# Mix Vitorian



## tanker3 (May 18, 2015)

I hear and see lots of All Male Peacocks/Haps, and all male Mbunas tanks. Can this be done with Victorians too. All Male Victorian tank? Which male would get along?


----------



## Loume (Dec 27, 2014)

it's not all male, but here's an overstocked mixed V.C. tank, if that's something you're thinking of.

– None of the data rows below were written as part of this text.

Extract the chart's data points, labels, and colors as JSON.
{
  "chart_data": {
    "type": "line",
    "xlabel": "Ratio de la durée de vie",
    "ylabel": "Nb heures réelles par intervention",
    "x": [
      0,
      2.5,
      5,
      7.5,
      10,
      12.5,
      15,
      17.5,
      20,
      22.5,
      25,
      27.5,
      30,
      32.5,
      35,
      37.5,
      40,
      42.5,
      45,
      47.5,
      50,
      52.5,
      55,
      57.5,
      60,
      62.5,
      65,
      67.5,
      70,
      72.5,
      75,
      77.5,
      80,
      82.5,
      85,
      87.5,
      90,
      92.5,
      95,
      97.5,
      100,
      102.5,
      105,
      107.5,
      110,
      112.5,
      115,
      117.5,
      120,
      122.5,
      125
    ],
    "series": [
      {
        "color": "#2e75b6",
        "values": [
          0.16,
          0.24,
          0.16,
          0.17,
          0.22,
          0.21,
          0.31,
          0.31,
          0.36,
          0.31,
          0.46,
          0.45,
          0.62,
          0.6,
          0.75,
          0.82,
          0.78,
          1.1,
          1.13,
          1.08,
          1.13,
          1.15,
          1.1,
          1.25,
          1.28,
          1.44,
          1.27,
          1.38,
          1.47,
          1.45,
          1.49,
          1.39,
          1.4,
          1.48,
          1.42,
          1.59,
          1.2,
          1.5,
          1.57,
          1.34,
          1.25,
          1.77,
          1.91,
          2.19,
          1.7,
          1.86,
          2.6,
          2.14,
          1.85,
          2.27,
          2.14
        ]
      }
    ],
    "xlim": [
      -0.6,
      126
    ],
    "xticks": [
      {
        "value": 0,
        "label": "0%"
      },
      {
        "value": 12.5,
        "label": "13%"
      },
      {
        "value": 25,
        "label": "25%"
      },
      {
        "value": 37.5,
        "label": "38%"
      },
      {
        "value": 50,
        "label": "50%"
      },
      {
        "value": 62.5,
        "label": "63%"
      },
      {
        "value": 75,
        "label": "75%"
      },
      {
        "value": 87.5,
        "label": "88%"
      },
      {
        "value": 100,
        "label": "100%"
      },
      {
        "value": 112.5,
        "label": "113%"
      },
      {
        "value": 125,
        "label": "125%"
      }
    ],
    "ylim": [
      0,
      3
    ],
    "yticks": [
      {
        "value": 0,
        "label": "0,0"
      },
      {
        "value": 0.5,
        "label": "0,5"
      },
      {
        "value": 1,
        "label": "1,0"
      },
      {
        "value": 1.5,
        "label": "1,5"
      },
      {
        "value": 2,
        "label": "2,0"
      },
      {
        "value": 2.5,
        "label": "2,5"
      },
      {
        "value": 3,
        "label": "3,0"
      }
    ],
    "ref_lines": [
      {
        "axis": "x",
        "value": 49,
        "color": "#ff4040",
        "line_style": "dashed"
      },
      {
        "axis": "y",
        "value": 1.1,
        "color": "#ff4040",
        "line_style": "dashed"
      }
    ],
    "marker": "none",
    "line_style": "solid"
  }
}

https://www.youtube.com/watch?v=UkjLp8IQgDU#t=128


----------



## DJRansome (Oct 29, 2005)

Male Victorians may not show their best colors without females, whereas Malawi do. I've tried male Victorians in an all-male Malawi tank: flameback, nyererei, ruby green. Astatotilapia latifasciata did pretty well color-wise but was too aggressive for my haps.


----------



## samaki (Oct 25, 2002)

Hi The vics males tend to show off their color to seduce the females.. so they can be colored but I doubt yu will see them as colorfull as when yu have females in yur tank.
xris


----------



## Malawian Idiot (Dec 19, 2012)

I've had the same experience that DJ describes - a few Victornian males (zebra obliquidens, Hippo Point salmon, Kyoga flameback, Hap. sp. #44, and ruby green) mixed in with my Lake Malawi peacocks and haps in a 210-gallon tank. The Victorians flashed decent color, but the Hippo Point and Kyoga flameback were very aggressive towards the other Victorians and some of the more docile peacocks in the tank as they got older so I had to move them out. Then the remaining Victorians became more aggressive, primarily with each other, but not as bad as the ones I removed.


----------